Miasanrot-Awards 2022/2023: FC Bayern – Enttäuschung der Saison
Jener Sadio Mané, dessen Transfer als Salihamidžićs Meisterwerk gefeiert wurde. Von Fans, Experten und den Vereinsfunktionären. Was wie eine Hochzeit im Himmel begann, fühlt sich mittlerweile zum Tode betrübt an.
Mané hat die von einigen in ihn gesteckten hohen Erwartungen beim FC Bayern nicht erfüllt. Die zweite Saisonhälfte war sogar desaströs. So unrealistisch und überhöht die Erwartungen an ihn waren, so übertrieben könnte die aktuelle Gegenbewegung sein: die Mané-Saison in der Analyse.
Gutes erstes Halbjahr von Sadio Mané
Abgesehen von zu vielen Abseitsstellungen – das sollte ein roter Faden von Manés Saison werden – und infolgedessen aberkannten Toren, startete Manés Zeit beim FC Bayern durchweg positiv. Zusammen mit Gnabry bildete er die vorderste Reihe in Nagelsmanns neuem 4-2-2-2. Bereits in der Analyse zum ersten Vorbereitungsspiel schrieb ich:
“Die Doppelspitze Mané/Gnabry durfte sich jedoch erstmals gemeinsam versuchen. Und harmonierte gleich wie ein altes Ehepaar.
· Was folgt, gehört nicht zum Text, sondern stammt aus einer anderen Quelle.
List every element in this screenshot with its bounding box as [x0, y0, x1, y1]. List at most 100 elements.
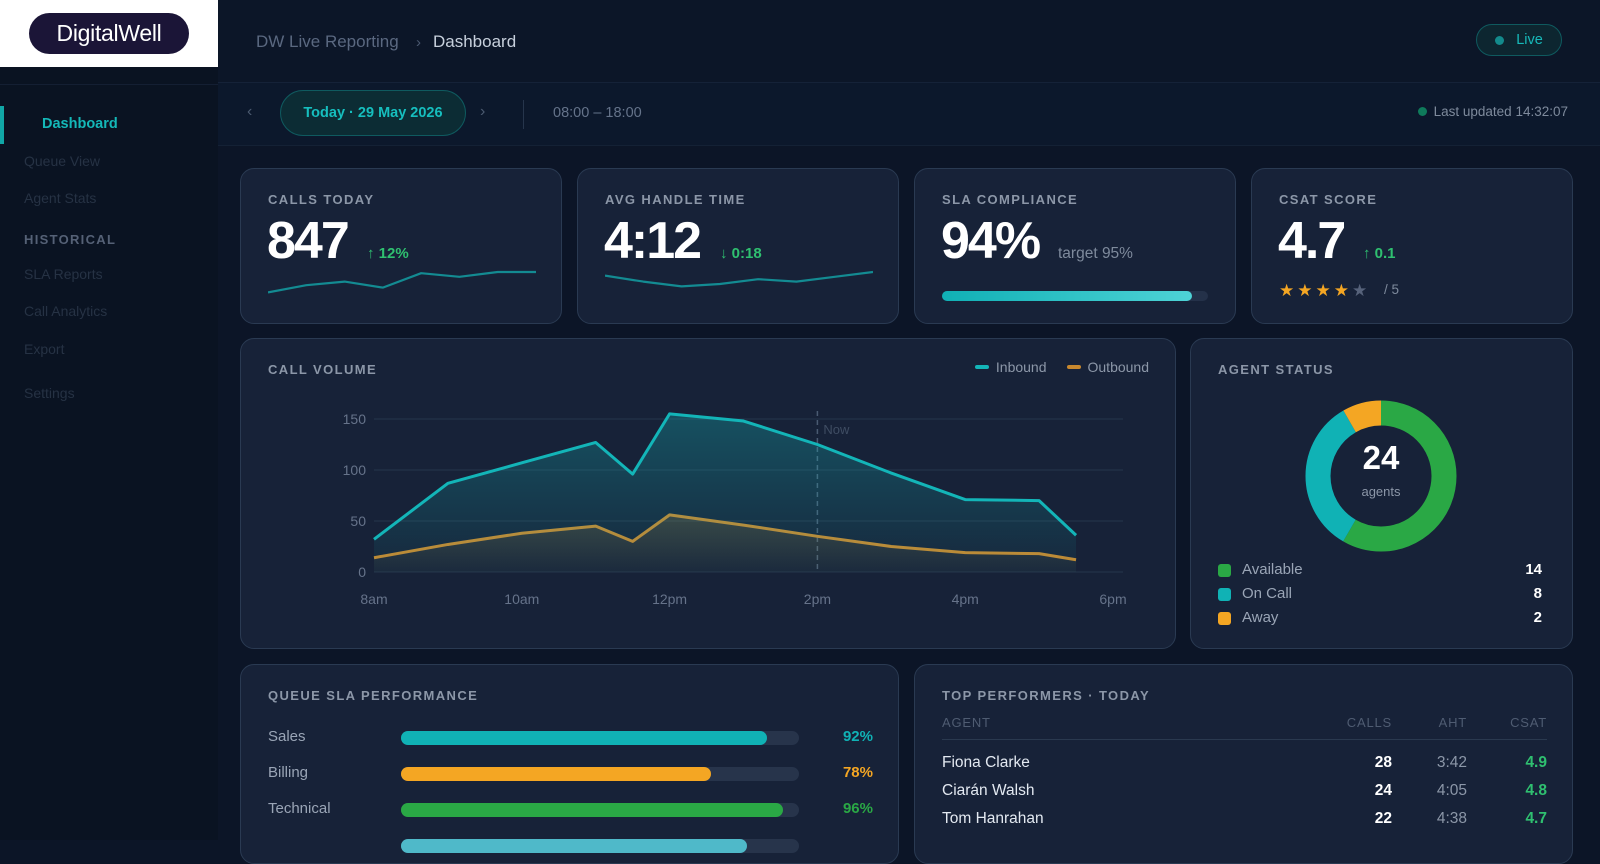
status-label: On Call: [1242, 585, 1293, 602]
prev-day-icon[interactable]: ‹: [247, 103, 253, 120]
y-tick-label: 150: [343, 411, 367, 427]
agent-calls: 24: [1374, 782, 1392, 799]
sidebar-divider: [0, 84, 218, 85]
kpi-calls-today[interactable]: CALLS TODAY 847 ↑ 12%: [240, 168, 562, 324]
x-tick-label: 6pm: [1099, 591, 1126, 607]
card-title: CSAT SCORE: [1279, 192, 1378, 207]
date-bar: ‹ Today · 29 May 2026 › 08:00 – 18:00 La…: [218, 83, 1600, 146]
agent-csat: 4.7: [1525, 810, 1547, 827]
kpi-csat-score[interactable]: CSAT SCORE 4.7 ↑ 0.1 ★★★★★ / 5: [1251, 168, 1573, 324]
queue-bar-fill: [401, 839, 748, 853]
queue-bar-fill: [401, 803, 784, 817]
kpi-avg-handle-time[interactable]: AVG HANDLE TIME 4:12 ↓ 0:18: [577, 168, 899, 324]
status-row-away: Away 2: [1218, 609, 1542, 629]
sidebar-item-dashboard[interactable]: Dashboard: [42, 116, 118, 132]
card-title: AVG HANDLE TIME: [605, 192, 746, 207]
live-badge[interactable]: Live: [1476, 24, 1562, 56]
x-tick-label: 4pm: [952, 591, 979, 607]
top-performers-card: TOP PERFORMERS · TODAY AGENT CALLS AHT C…: [914, 664, 1573, 864]
column-header-agent[interactable]: AGENT: [942, 715, 991, 730]
column-header-calls[interactable]: CALLS: [1346, 715, 1392, 730]
queue-bar-fill: [401, 767, 712, 781]
status-value: 8: [1533, 585, 1542, 602]
sla-progress-track: [942, 291, 1208, 301]
sidebar-item-export[interactable]: Export: [24, 341, 65, 357]
table-header-rule: [942, 739, 1547, 740]
status-row-on-call: On Call 8: [1218, 585, 1542, 605]
live-dot-icon: [1495, 35, 1505, 45]
donut-total-label: agents: [1361, 484, 1401, 499]
brand-logo[interactable]: DigitalWell: [29, 13, 189, 54]
queue-sla-card: QUEUE SLA PERFORMANCE Sales 92% Billing …: [240, 664, 899, 864]
queue-row-partial: [268, 836, 873, 856]
next-day-icon[interactable]: ›: [480, 103, 486, 120]
legend-swatch: [974, 365, 989, 369]
status-swatch: [1218, 612, 1231, 625]
sidebar-item-agent-stats[interactable]: Agent Stats: [24, 190, 97, 206]
chart-legend: Inbound Outbound: [974, 359, 1150, 375]
y-tick-label: 50: [350, 513, 366, 529]
x-tick-label: 8am: [360, 591, 387, 607]
queue-bar-track: [401, 767, 799, 781]
star-empty-icon: ★: [1352, 281, 1371, 300]
donut-slice-away: [1305, 400, 1457, 552]
kpi-delta: ↓ 0:18: [720, 245, 762, 262]
sidebar-item-settings[interactable]: Settings: [24, 385, 75, 401]
agent-name: Fiona Clarke: [942, 754, 1030, 771]
legend-label: Outbound: [1087, 359, 1150, 375]
top-header: DW Live Reporting › Dashboard Live: [218, 0, 1600, 83]
date-selector[interactable]: Today · 29 May 2026: [280, 90, 466, 136]
sparkline: [605, 270, 873, 288]
kpi-delta: ↑ 0.1: [1363, 245, 1396, 262]
column-header-aht[interactable]: AHT: [1438, 715, 1467, 730]
x-tick-label: 12pm: [652, 591, 687, 607]
queue-bar-track: [401, 731, 799, 745]
agent-calls: 22: [1374, 810, 1392, 827]
live-label: Live: [1516, 32, 1543, 48]
status-value: 14: [1525, 561, 1542, 578]
sidebar-item-call-analytics[interactable]: Call Analytics: [24, 303, 108, 319]
kpi-value: 4.7: [1278, 212, 1346, 270]
breadcrumb-current: Dashboard: [433, 32, 517, 51]
sidebar: DigitalWell Dashboard Queue View Agent S…: [0, 0, 218, 840]
agent-aht: 4:38: [1436, 810, 1467, 827]
kpi-value: 4:12: [604, 212, 702, 270]
status-label: Away: [1242, 609, 1279, 626]
last-updated: Last updated 14:32:07: [1417, 104, 1568, 119]
queue-row-sales[interactable]: Sales 92%: [268, 728, 873, 748]
table-row[interactable]: Tom Hanrahan 22 4:38 4.7: [942, 810, 1547, 832]
rating-scale: / 5: [1384, 282, 1400, 297]
queue-row-billing[interactable]: Billing 78%: [268, 764, 873, 784]
card-title: CALL VOLUME: [268, 362, 378, 377]
kpi-target: target 95%: [1058, 245, 1133, 262]
column-header-csat[interactable]: CSAT: [1510, 715, 1547, 730]
sidebar-group-heading: HISTORICAL: [24, 232, 117, 247]
sparkline: [268, 270, 536, 294]
legend-inbound[interactable]: Inbound: [974, 359, 1047, 375]
queue-row-technical[interactable]: Technical 96%: [268, 800, 873, 820]
sparkline-path: [605, 270, 873, 288]
agent-aht: 3:42: [1436, 754, 1467, 771]
table-row[interactable]: Fiona Clarke 28 3:42 4.9: [942, 754, 1547, 776]
kpi-value: 94%: [941, 212, 1041, 270]
breadcrumb-root[interactable]: DW Live Reporting: [256, 32, 399, 51]
card-title: QUEUE SLA PERFORMANCE: [268, 688, 479, 703]
agent-donut: 24 agents: [1304, 399, 1458, 553]
sidebar-item-queue-view[interactable]: Queue View: [24, 153, 101, 169]
x-tick-label: 2pm: [804, 591, 831, 607]
queue-label: Billing: [268, 764, 309, 781]
card-title: AGENT STATUS: [1218, 362, 1334, 377]
status-value: 2: [1533, 609, 1542, 626]
agent-csat: 4.8: [1525, 782, 1547, 799]
status-swatch: [1218, 588, 1231, 601]
sidebar-item-sla-reports[interactable]: SLA Reports: [24, 266, 103, 282]
legend-label: Inbound: [995, 359, 1047, 375]
queue-pct: 92%: [842, 728, 873, 745]
status-swatch: [1218, 564, 1231, 577]
legend-outbound[interactable]: Outbound: [1066, 359, 1150, 375]
kpi-sla-compliance[interactable]: SLA COMPLIANCE 94% target 95%: [914, 168, 1236, 324]
table-row[interactable]: Ciarán Walsh 24 4:05 4.8: [942, 782, 1547, 804]
date-bar-divider: [523, 100, 524, 129]
status-dot-icon: [1417, 107, 1427, 116]
x-tick-label: 10am: [504, 591, 539, 607]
Sie suchten sich, sie fanden sich. Beide beendeten die Halbzeit mit je einem Tor und einer Torvorlage. Zwei weitere Tore von Mané nach Zuspielen von Gnabry wurden wegen Abseits nicht gegeben.”
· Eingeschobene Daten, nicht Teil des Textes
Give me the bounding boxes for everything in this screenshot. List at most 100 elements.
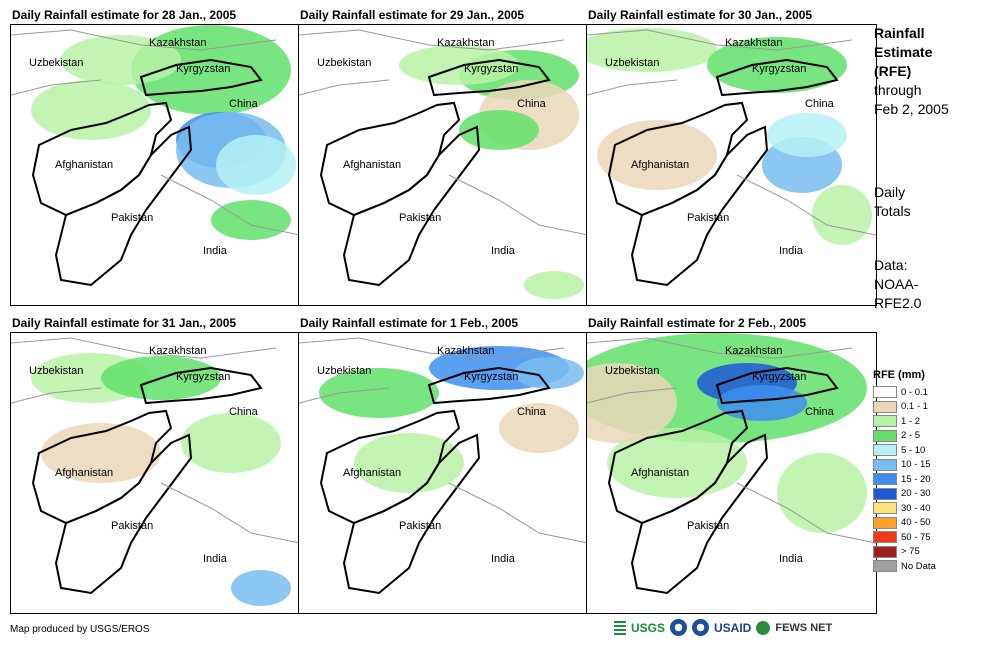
country-label-uzbekistan: Uzbekistan bbox=[29, 57, 83, 69]
credit-text: Map produced by USGS/EROS bbox=[10, 624, 150, 635]
afghanistan-border bbox=[31, 409, 173, 525]
fews-net-logo-text: FEWS NET bbox=[775, 621, 833, 634]
country-label-afghanistan: Afghanistan bbox=[55, 467, 113, 479]
panel-title: Daily Rainfall estimate for 29 Jan., 200… bbox=[300, 8, 525, 22]
legend-label: 50 - 75 bbox=[901, 531, 931, 543]
data-line: RFE2.0 bbox=[874, 295, 922, 311]
country-label-kyrgyzstan: Kyrgyzstan bbox=[464, 63, 518, 75]
sidebar-data-source: Data: NOAA- RFE2.0 bbox=[874, 256, 921, 313]
kyrgyzstan-border bbox=[139, 366, 263, 405]
country-label-kyrgyzstan: Kyrgyzstan bbox=[752, 63, 806, 75]
afghanistan-border bbox=[31, 101, 173, 217]
country-label-china: China bbox=[805, 98, 835, 110]
country-label-china: China bbox=[805, 406, 835, 418]
map-canvas: Kazakhstan Uzbekistan Kyrgyzstan China Afgha… bbox=[11, 337, 300, 606]
legend-item: No Data bbox=[873, 559, 983, 574]
legend-label: > 75 bbox=[901, 546, 920, 558]
legend-swatch bbox=[873, 487, 897, 500]
country-label-afghanistan: Afghanistan bbox=[631, 159, 689, 171]
map-canvas: Kazakhstan Uzbekistan Kyrgyzstan China Afgha… bbox=[299, 337, 588, 595]
afghanistan-border bbox=[607, 101, 749, 217]
legend-item: > 75 bbox=[873, 545, 983, 560]
legend-item: 40 - 50 bbox=[873, 516, 983, 531]
rainfall-area bbox=[31, 80, 151, 140]
legend-item: 1 - 2 bbox=[873, 414, 983, 429]
panel-title: Daily Rainfall estimate for 28 Jan., 200… bbox=[12, 8, 237, 22]
pakistan-border bbox=[342, 433, 481, 595]
country-label-uzbekistan: Uzbekistan bbox=[605, 365, 659, 377]
legend-swatch bbox=[873, 458, 897, 471]
agency-logos: USGS USAID FEWS NET bbox=[614, 619, 832, 636]
legend-label: 2 - 5 bbox=[901, 430, 921, 442]
pakistan-border bbox=[54, 433, 193, 595]
data-line: Data: bbox=[874, 257, 908, 273]
legend-swatch bbox=[873, 545, 897, 558]
rainfall-area bbox=[354, 433, 464, 493]
legend-label: 20 - 30 bbox=[901, 488, 931, 500]
usaid-logo-text: USAID bbox=[714, 620, 752, 635]
rainfall-map: Kazakhstan Uzbekistan Kyrgyzstan China Afgha… bbox=[298, 24, 589, 306]
rainfall-area bbox=[812, 185, 872, 245]
country-label-pakistan: Pakistan bbox=[687, 212, 729, 224]
rainfall-area bbox=[499, 403, 579, 453]
totals-line: Totals bbox=[874, 203, 911, 219]
legend-item: 20 - 30 bbox=[873, 487, 983, 502]
pakistan-border bbox=[630, 433, 769, 595]
legend-label: 0 - 0.1 bbox=[901, 386, 928, 398]
country-label-india: India bbox=[779, 553, 804, 565]
country-boundary-lines bbox=[587, 337, 876, 544]
through-label: through bbox=[874, 82, 922, 98]
legend-label: 30 - 40 bbox=[901, 502, 931, 514]
kyrgyzstan-border bbox=[715, 366, 839, 405]
rainfall-area bbox=[587, 363, 677, 443]
legend-swatch bbox=[873, 429, 897, 442]
rainfall-map: Kazakhstan Uzbekistan Kyrgyzstan China Afgha… bbox=[298, 332, 589, 614]
nasa-logo-icon bbox=[692, 619, 710, 636]
kyrgyzstan-border bbox=[715, 58, 839, 97]
country-label-india: India bbox=[203, 245, 228, 257]
afghanistan-border bbox=[607, 409, 749, 525]
totals-line: Daily bbox=[874, 184, 906, 200]
country-label-india: India bbox=[203, 553, 228, 565]
panel-title: Daily Rainfall estimate for 31 Jan., 200… bbox=[12, 316, 237, 330]
legend-label: 15 - 20 bbox=[901, 473, 931, 485]
country-label-kazakhstan: Kazakhstan bbox=[725, 37, 782, 49]
rainfall-area bbox=[587, 28, 717, 72]
rainfall-area bbox=[707, 37, 847, 93]
afghanistan-border bbox=[319, 409, 461, 525]
country-label-pakistan: Pakistan bbox=[399, 520, 441, 532]
pakistan-border bbox=[630, 125, 769, 287]
rainfall-area bbox=[514, 357, 584, 389]
country-label-china: China bbox=[517, 406, 547, 418]
heading-line: (RFE) bbox=[874, 63, 912, 79]
country-boundary-lines bbox=[587, 29, 876, 236]
country-label-pakistan: Pakistan bbox=[111, 212, 153, 224]
pakistan-border bbox=[342, 125, 481, 287]
rainfall-area bbox=[777, 453, 867, 533]
country-label-uzbekistan: Uzbekistan bbox=[29, 365, 83, 377]
country-label-india: India bbox=[491, 245, 516, 257]
country-boundary-lines bbox=[299, 337, 588, 544]
rainfall-panel-29-jan: Daily Rainfall estimate for 29 Jan., 200… bbox=[298, 8, 589, 314]
rainfall-panel-28-jan: Daily Rainfall estimate for 28 Jan., 200… bbox=[10, 8, 301, 314]
through-date: Feb 2, 2005 bbox=[874, 101, 949, 117]
country-label-afghanistan: Afghanistan bbox=[55, 159, 113, 171]
legend-swatch bbox=[873, 560, 897, 573]
legend-swatch bbox=[873, 386, 897, 399]
country-label-kyrgyzstan: Kyrgyzstan bbox=[176, 371, 230, 383]
country-label-uzbekistan: Uzbekistan bbox=[317, 57, 371, 69]
kyrgyzstan-border bbox=[139, 58, 263, 97]
legend-swatch bbox=[873, 444, 897, 457]
usgs-logo-text: USGS bbox=[631, 620, 666, 635]
panel-title: Daily Rainfall estimate for 2 Feb., 2005 bbox=[588, 316, 807, 330]
legend-rows: 0 - 0.1 0.1 - 1 1 - 2 2 - 5 5 - 10 10 - 15 15 … bbox=[873, 385, 983, 574]
legend-item: 15 - 20 bbox=[873, 472, 983, 487]
country-boundary-lines bbox=[11, 29, 300, 236]
country-label-pakistan: Pakistan bbox=[687, 520, 729, 532]
country-label-china: China bbox=[229, 406, 259, 418]
country-label-kazakhstan: Kazakhstan bbox=[725, 345, 782, 357]
country-label-afghanistan: Afghanistan bbox=[343, 467, 401, 479]
sidebar-totals: Daily Totals bbox=[874, 183, 911, 221]
country-label-afghanistan: Afghanistan bbox=[343, 159, 401, 171]
country-label-pakistan: Pakistan bbox=[111, 520, 153, 532]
Auch der Pflichtspielauftakt gelang. Bis Ende August erzielte Mané in den ersten sechs Pflichtspielen fünf Tore. Er überzeugte im Laufe der Hinrunde weniger mit einzelnen Highlight-Momenten, sondern eher durch Beständigkeit. Mané beendete die Hinrunde auf Platz drei in der Einsatzminutenstatistik und mit elf Toren und vier Assists. Gemessen an dem, was er vorher in Liverpool zeigte, war seine Bilanz der ersten Monate nahe am Optimum, an seinem Optimum.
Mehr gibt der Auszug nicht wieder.